Old Data in Topics Not Being Deleted
The last situation we’ll discuss is the most mysterious one. We had configured a topic with a retention period of one week. During a normal week it would receive very little data, so in theory, the topic would always load fast and keep just a few megabytes of space. Turns out the topic was neither small nor retained information for just a week — we were able to mysteriously retrieve information several months old! The protagonist of this anecdote is a topic configured with a deletion policy of compact,delete.
Even though we were using a compact,delete policy with a one-week retention period, we were seeing messages several months old. How could this happen? Well, as the name of the policy implies, Kafka will first run the compact process and then the delete process. Compaction works by analyzing the whole segment and leaving only the latest entry for each message key. The older entries get deleted. In order to avoid having multiple smaller segments, the compact policy will merge them.
The described behavior has the following consequence. During the compact phase, unrepeated record keys that are at the beginning of the topic, located in the first segments of a partition, will end up being merged with segments that contain newer records. The newer segments, of course, will have keys that are still in the retention time frame. After compaction is finished, Kafka will trigger the delete policy. We already mentioned that this policy thinks in segments, not in individual messages and that it will not delete segments that contain information that has not expired. As the oldest segment contains both old and new keys, it won't be deleted, hence the consumer of this topic will see information that is very old!
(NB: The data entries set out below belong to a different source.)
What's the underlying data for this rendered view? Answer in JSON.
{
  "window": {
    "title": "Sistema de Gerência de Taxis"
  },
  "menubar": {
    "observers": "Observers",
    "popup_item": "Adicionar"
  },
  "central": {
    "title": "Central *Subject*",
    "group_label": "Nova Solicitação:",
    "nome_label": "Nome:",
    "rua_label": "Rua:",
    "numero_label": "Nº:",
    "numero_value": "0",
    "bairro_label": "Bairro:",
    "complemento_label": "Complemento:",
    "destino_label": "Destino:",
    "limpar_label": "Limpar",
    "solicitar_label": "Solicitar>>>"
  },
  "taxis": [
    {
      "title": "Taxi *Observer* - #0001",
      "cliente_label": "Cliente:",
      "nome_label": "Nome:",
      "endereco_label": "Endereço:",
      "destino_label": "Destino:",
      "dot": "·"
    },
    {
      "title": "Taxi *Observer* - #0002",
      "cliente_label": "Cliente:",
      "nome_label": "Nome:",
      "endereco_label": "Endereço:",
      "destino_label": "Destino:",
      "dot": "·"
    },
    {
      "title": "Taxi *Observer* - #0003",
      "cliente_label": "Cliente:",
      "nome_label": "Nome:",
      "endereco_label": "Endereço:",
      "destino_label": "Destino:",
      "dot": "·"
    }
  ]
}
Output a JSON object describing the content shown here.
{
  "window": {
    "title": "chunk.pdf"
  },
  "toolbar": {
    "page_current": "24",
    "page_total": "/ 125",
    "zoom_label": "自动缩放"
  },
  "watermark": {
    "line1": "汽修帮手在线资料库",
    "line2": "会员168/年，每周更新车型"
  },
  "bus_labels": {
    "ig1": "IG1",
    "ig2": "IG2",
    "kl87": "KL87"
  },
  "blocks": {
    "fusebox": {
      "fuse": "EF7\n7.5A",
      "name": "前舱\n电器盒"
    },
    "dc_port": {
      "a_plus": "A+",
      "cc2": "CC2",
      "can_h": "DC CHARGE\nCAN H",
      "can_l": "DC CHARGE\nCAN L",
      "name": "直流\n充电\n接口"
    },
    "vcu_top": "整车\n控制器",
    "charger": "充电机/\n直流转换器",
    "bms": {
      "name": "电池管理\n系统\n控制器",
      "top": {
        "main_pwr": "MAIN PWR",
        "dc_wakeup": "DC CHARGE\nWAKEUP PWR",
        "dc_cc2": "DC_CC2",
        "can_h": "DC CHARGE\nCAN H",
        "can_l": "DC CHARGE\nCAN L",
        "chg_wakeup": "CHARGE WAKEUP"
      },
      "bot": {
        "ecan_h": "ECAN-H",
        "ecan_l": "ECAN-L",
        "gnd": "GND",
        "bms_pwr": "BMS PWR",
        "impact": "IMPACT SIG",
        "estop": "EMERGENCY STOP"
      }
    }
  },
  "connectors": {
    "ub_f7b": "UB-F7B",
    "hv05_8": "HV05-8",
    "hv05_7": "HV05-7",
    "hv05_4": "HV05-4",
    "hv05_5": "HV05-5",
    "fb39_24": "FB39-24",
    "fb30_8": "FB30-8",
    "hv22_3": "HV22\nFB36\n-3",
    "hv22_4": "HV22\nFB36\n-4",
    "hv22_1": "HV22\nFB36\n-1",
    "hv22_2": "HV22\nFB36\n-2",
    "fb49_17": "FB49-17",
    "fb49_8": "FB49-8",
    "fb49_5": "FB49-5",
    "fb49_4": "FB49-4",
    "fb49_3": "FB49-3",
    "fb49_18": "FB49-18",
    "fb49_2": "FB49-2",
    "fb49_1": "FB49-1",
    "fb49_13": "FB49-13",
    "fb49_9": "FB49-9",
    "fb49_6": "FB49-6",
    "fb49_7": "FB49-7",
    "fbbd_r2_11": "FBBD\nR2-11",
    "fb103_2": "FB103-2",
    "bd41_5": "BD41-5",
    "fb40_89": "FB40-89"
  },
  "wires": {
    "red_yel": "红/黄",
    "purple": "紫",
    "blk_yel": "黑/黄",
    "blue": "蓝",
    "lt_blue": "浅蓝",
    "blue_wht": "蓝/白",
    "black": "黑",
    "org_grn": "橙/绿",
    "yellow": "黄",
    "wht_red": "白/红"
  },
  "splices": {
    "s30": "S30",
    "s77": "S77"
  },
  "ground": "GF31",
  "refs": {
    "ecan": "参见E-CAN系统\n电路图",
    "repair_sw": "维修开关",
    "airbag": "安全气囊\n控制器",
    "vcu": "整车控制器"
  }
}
A workaround for avoiding this corner case is, once again, to reduce the size of segment.bytes.
When creating a new topic the amount of partitions is not the only important parameter to configure. The segment size is a key parameter if the amount of data to hold per segment isn't expected to surpass the default segment size during the retention period. Also, when considering the total size of a topic, you have to take into account the number of partitions, the deletion policy, and the replication factor.
Our initial confusion came from not understanding in depth how the deletion policies work. There is a lot of documentation based on how the compact policy works but not that much regarding the delete policy. Mainly what compact does is to mark some logs in the segment for deletion. If the segments become too small, Kafka will merge them.
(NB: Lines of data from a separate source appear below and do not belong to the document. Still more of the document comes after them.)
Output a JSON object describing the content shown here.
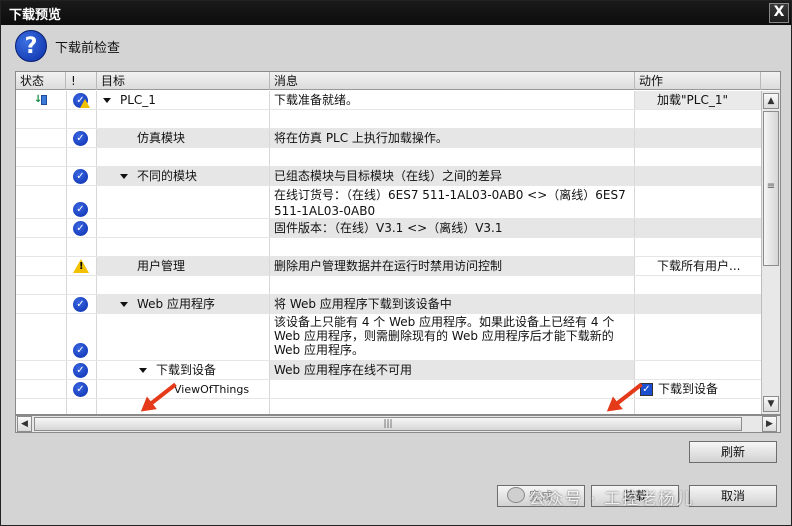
{
  "window": {
    "title": "下载预览",
    "close": "X"
  },
  "header": {
    "title": "下载前检查"
  },
  "columns": {
    "status": "状态",
    "excl": "!",
    "target": "目标",
    "message": "消息",
    "action": "动作"
  },
  "rows": [
    {
      "target": "PLC_1",
      "message": "下载准备就绪。",
      "action": "加载\"PLC_1\""
    },
    {
      "target": "仿真模块",
      "message": "将在仿真 PLC 上执行加载操作。"
    },
    {
      "target": "不同的模块",
      "message": "已组态模块与目标模块（在线）之间的差异"
    },
    {
      "message": "在线订货号：（在线）6ES7 511-1AL03-0AB0 <>（离线）6ES7 511-1AL03-0AB0"
    },
    {
      "message": "固件版本：（在线）V3.1 <>（离线）V3.1"
    },
    {
      "target": "用户管理",
      "message": "删除用户管理数据并在运行时禁用访问控制",
      "action": "下载所有用户..."
    },
    {
      "target": "Web 应用程序",
      "message": "将 Web 应用程序下载到该设备中"
    },
    {
      "message": "该设备上只能有 4 个 Web 应用程序。如果此设备上已经有 4 个 Web 应用程序，则需删除现有的 Web 应用程序后才能下载新的 Web 应用程序。"
    },
    {
      "target": "下载到设备",
      "message": "Web 应用程序在线不可用"
    },
    {
      "target": "ViewOfThings",
      "action": "下载到设备"
    }
  ],
  "buttons": {
    "refresh": "刷新",
    "finish": "完成",
    "load": "装载",
    "cancel": "取消"
  },
  "watermark": "公众号 · 工控老杨儿",
  "colors": {
    "accent": "#0a2fb0",
    "warning": "#f2c200",
    "arrow": "#e53a1a"
  }
}
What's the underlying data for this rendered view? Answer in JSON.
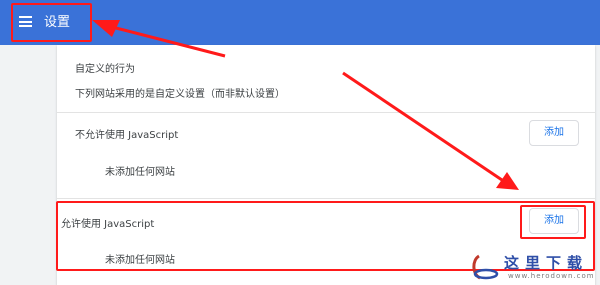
{
  "header": {
    "menu_icon": "hamburger-menu-icon",
    "title": "设置"
  },
  "content": {
    "custom_behavior_heading": "自定义的行为",
    "custom_behavior_desc": "下列网站采用的是自定义设置（而非默认设置）",
    "block_section": {
      "label": "不允许使用 JavaScript",
      "add_label": "添加",
      "empty_text": "未添加任何网站"
    },
    "allow_section": {
      "label": "允许使用 JavaScript",
      "add_label": "添加",
      "empty_text": "未添加任何网站"
    }
  },
  "watermark": {
    "title": "这里下载",
    "url": "www.herodown.com"
  },
  "colors": {
    "header": "#3a72d8",
    "accent": "#1a73e8",
    "annotation": "#ff1a1a"
  }
}
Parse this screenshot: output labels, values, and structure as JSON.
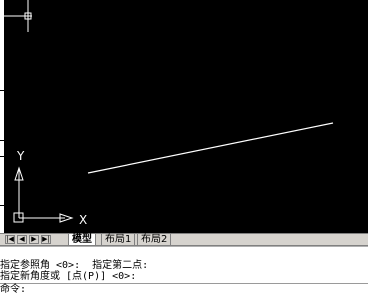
{
  "ucs": {
    "y_label": "Y",
    "x_label": "X"
  },
  "tabs": {
    "nav": [
      "|◀",
      "◀",
      "▶",
      "▶|"
    ],
    "items": [
      {
        "label": "模型",
        "active": true
      },
      {
        "label": "布局1",
        "active": false
      },
      {
        "label": "布局2",
        "active": false
      }
    ]
  },
  "command": {
    "history": [
      "指定参照角 <0>:  指定第二点:",
      "指定新角度或 [点(P)] <0>:"
    ],
    "prompt": "命令:",
    "input_value": ""
  },
  "colors": {
    "canvas": "#000000",
    "ui_gray": "#d6d3ce",
    "line": "#ffffff"
  },
  "icons": {
    "crosshair": "crosshair-cursor-icon",
    "ucs": "ucs-icon"
  }
}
The main confusion in the delete policy comes from assuming that Kafka will always delete the data older than the specified retention time. Particularly, it's a mistake to assume that the log manager will delete data from segments that have data newer than the specified retention time frame.
Each of these “Kafkaesque” situations was tackled down and a perfectly logical explanation was found. For some of them, the reason was a misinterpretation of the documentation, for others it was the obscure behavior that Kafka can have under certain conditions. As one would expect, there are continuous enhancements in Kafka itself and it is possible these scenarios have been addressed in newer versions.